La tentation d’allier deux passions — le droit et les marchés financiers — est forte chez certains professionnels du droit. Mais une question demeure : un avocat peut-il exercer simultanément une activité de day trading tout en restant inscrit au barreau ?
Ce dilemme mêle droit déontologique, droit fiscal et réglementation des marchés.

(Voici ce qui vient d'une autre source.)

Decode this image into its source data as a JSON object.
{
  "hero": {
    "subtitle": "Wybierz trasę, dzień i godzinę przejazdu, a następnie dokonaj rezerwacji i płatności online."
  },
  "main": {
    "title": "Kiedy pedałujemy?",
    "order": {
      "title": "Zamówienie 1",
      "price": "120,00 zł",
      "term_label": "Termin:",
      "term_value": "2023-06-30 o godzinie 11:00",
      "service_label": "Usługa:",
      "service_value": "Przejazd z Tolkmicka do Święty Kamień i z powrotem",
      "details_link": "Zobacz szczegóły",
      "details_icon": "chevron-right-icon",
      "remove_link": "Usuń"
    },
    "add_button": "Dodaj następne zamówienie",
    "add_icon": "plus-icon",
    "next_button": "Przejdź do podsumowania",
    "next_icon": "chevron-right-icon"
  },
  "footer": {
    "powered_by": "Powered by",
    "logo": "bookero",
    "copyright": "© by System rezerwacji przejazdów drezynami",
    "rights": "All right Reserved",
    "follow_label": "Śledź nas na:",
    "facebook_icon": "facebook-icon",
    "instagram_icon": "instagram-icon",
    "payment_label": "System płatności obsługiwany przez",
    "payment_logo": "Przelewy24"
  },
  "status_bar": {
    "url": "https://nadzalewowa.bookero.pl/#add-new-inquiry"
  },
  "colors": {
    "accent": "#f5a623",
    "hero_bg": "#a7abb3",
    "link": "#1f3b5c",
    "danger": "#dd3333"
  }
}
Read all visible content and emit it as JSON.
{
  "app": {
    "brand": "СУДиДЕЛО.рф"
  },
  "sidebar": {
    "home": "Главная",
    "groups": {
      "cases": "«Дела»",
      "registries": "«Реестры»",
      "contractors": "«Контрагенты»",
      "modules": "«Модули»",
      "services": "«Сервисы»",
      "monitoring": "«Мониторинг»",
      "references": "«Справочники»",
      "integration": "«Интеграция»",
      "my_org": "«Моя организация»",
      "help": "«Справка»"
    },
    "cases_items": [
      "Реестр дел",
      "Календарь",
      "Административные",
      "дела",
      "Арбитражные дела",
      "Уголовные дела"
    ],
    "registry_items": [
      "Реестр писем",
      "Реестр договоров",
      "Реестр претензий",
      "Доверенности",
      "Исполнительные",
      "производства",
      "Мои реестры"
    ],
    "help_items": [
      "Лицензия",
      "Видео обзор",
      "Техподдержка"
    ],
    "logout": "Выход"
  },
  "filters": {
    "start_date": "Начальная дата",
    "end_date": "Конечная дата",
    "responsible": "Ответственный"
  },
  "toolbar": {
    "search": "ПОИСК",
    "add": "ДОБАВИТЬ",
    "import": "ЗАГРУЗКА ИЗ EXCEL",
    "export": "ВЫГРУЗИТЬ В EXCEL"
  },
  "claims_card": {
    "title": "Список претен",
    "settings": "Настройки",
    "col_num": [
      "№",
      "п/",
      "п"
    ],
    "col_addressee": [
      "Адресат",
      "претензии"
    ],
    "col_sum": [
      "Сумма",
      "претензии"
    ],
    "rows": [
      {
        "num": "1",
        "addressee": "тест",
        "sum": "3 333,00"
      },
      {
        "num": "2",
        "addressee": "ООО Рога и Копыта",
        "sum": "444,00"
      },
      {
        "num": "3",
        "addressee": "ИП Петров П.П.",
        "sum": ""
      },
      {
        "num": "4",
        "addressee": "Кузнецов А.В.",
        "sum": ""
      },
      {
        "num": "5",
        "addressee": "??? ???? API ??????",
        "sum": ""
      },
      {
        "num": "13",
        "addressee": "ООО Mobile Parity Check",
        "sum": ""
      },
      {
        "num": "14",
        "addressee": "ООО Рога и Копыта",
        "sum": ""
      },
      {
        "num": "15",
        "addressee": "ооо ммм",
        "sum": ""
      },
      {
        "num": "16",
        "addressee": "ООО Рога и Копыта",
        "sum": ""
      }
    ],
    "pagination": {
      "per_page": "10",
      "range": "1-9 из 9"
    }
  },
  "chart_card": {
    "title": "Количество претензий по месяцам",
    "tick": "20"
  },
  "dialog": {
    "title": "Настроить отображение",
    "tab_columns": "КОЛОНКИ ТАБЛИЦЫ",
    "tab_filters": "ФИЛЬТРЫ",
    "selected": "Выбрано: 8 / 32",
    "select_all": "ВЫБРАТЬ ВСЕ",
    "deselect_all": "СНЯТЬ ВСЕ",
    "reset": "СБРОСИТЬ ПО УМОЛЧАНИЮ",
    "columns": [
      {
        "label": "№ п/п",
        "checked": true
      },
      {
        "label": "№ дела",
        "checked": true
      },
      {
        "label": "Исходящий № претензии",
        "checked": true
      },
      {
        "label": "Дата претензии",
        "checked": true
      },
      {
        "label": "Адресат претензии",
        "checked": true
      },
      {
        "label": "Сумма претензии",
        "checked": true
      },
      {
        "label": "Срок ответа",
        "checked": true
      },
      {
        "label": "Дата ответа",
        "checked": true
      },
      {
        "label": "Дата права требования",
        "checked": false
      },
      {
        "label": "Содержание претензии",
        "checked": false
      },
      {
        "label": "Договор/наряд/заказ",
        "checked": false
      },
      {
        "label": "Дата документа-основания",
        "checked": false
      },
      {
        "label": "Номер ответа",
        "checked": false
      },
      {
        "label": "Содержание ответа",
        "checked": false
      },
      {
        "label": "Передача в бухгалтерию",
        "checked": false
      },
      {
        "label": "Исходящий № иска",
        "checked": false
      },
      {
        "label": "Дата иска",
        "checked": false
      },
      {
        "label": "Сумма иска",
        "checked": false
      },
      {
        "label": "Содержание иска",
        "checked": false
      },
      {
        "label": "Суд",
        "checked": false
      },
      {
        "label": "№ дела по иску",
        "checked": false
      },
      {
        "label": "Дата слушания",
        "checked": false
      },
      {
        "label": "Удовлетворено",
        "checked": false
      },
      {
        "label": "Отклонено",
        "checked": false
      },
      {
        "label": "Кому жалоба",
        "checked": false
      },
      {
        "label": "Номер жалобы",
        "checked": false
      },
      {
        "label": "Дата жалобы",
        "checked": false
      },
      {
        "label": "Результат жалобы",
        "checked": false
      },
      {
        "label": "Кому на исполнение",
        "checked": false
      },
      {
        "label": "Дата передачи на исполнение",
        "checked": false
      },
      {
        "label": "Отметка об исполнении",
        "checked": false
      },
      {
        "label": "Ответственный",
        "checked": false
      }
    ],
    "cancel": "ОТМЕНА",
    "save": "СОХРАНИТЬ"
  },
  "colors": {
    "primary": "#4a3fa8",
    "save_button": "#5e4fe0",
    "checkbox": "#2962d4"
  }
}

Examinons les règles applicables.
👩⚖️ 1. Le statut de l’avocat : indépendance, intégrité et incompatibilités.
L’avocat, en France, est soumis à une déontologie stricte régie notamment par la Loi du 31 décembre 1971, le Règlement Intérieur National (RIN) de la profession et le contrôle de son ordre professionnel.
⚠️ Le principe : l’exercice d’activités incompatibles est interdit.

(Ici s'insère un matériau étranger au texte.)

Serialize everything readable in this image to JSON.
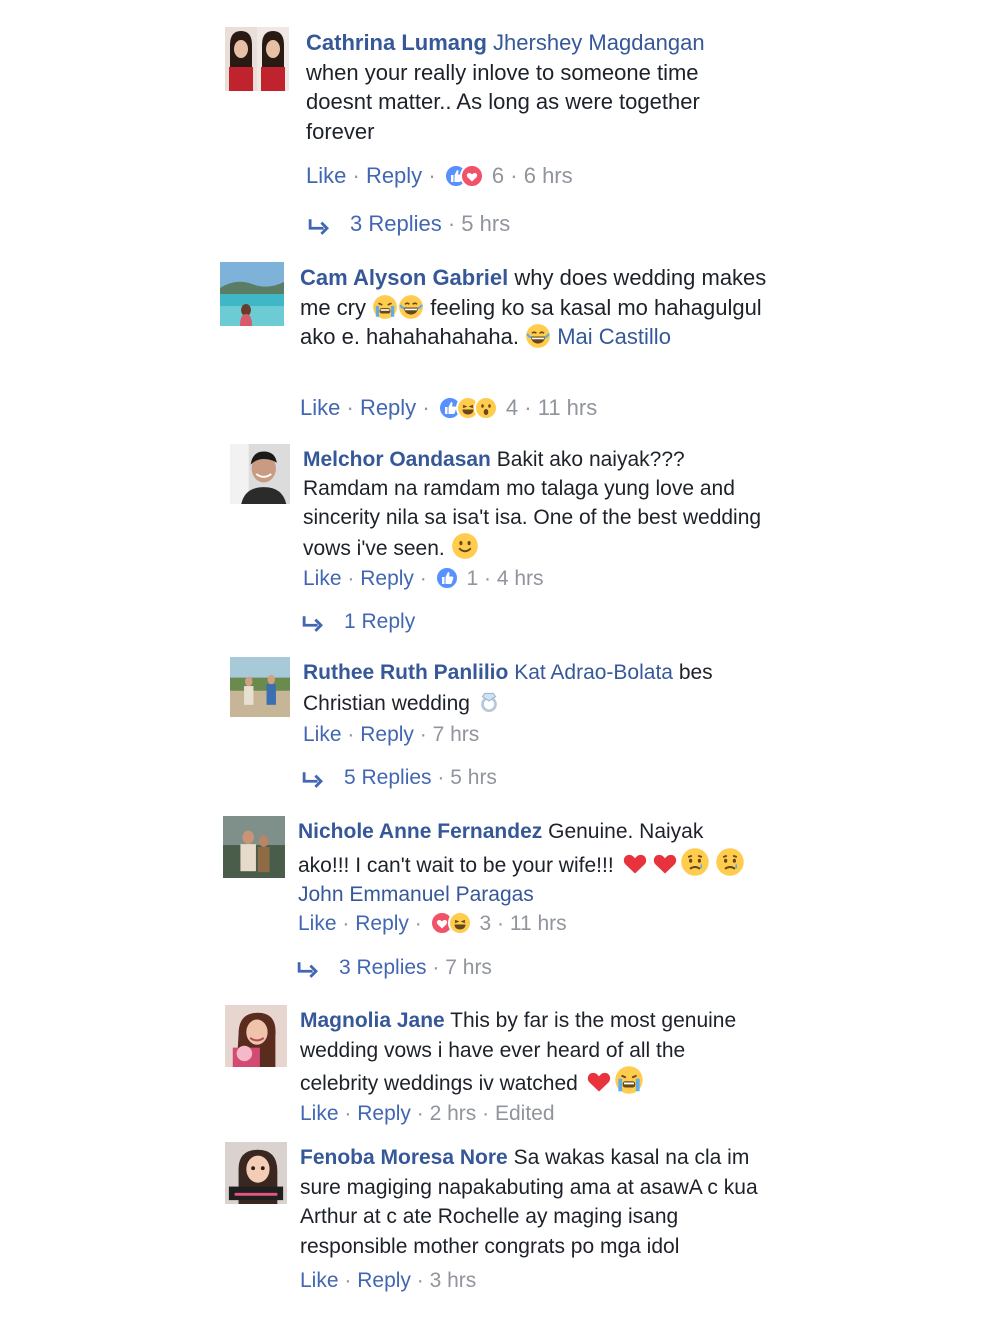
{
  "comments": [
    {
      "name": "Cathrina Lumang",
      "tag": "Jhershey Magdangan",
      "text": "when your really inlove to someone time doesnt matter.. As long as were together forever",
      "like": "Like",
      "reply": "Reply",
      "reaction_count": "6",
      "time": "6 hrs",
      "replies_label": "3 Replies",
      "replies_time": "5 hrs",
      "reactions": [
        "like-reaction-icon",
        "love-reaction-icon"
      ]
    },
    {
      "name": "Cam Alyson Gabriel",
      "text_a": "why does wedding makes me cry",
      "text_b": "feeling ko sa kasal mo hahagulgul ako e. hahahahahaha.",
      "tag": "Mai Castillo",
      "like": "Like",
      "reply": "Reply",
      "reaction_count": "4",
      "time": "11 hrs",
      "reactions": [
        "like-reaction-icon",
        "haha-reaction-icon",
        "wow-reaction-icon"
      ]
    },
    {
      "name": "Melchor Oandasan",
      "text": "Bakit ako naiyak??? Ramdam na ramdam mo talaga yung love and sincerity nila sa isa't isa. One of the best wedding vows i've seen.",
      "like": "Like",
      "reply": "Reply",
      "reaction_count": "1",
      "time": "4 hrs",
      "replies_label": "1 Reply",
      "reactions": [
        "like-reaction-icon"
      ]
    },
    {
      "name": "Ruthee Ruth Panlilio",
      "tag": "Kat Adrao-Bolata",
      "text": "bes Christian wedding",
      "like": "Like",
      "reply": "Reply",
      "time": "7 hrs",
      "replies_label": "5 Replies",
      "replies_time": "5 hrs"
    },
    {
      "name": "Nichole Anne Fernandez",
      "text": "Genuine. Naiyak ako!!! I can't wait to be your wife!!!",
      "tag": "John Emmanuel Paragas",
      "like": "Like",
      "reply": "Reply",
      "reaction_count": "3",
      "time": "11 hrs",
      "replies_label": "3 Replies",
      "replies_time": "7 hrs",
      "reactions": [
        "love-reaction-icon",
        "haha-reaction-icon"
      ]
    },
    {
      "name": "Magnolia Jane",
      "text": "This by far is the most genuine wedding vows i have ever heard of all the celebrity weddings iv watched",
      "like": "Like",
      "reply": "Reply",
      "time": "2 hrs",
      "edited": "Edited"
    },
    {
      "name": "Fenoba Moresa Nore",
      "text": "Sa wakas kasal na cla im sure magiging napakabuting ama at asawA c kua Arthur at c ate Rochelle ay maging isang responsible mother congrats po mga idol",
      "like": "Like",
      "reply": "Reply",
      "time": "3 hrs"
    }
  ],
  "colors": {
    "name": "#365899",
    "link": "#4267b2",
    "meta": "#90949c",
    "text": "#1d2129",
    "like_blue": "#5890ff",
    "love_red": "#f25268",
    "emoji_yellow": "#ffcc4d"
  },
  "separator": "·"
}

L’article 111 du décret du 27 novembre 1991 dispose que certaines professions sont incompatibles avec la profession d’avocat, notamment celles :
- Portant atteinte à son indépendance ou à sa dignité.
- Comportant un lien de subordination (emploi salarié hors exceptions légales).
- Exposant à des conflits d’intérêts ou compromettant la confidentialité.
📈 2. Le day trading : une activité spéculative à haut risque.
Le day trading consiste à réaliser des opérations financières de très court terme (actions, indices, crypto, devises), souvent plusieurs fois par jour, dans une logique spéculative et technique.
Il peut être :
- Occasionnel, dans un cadre patrimonial personnel.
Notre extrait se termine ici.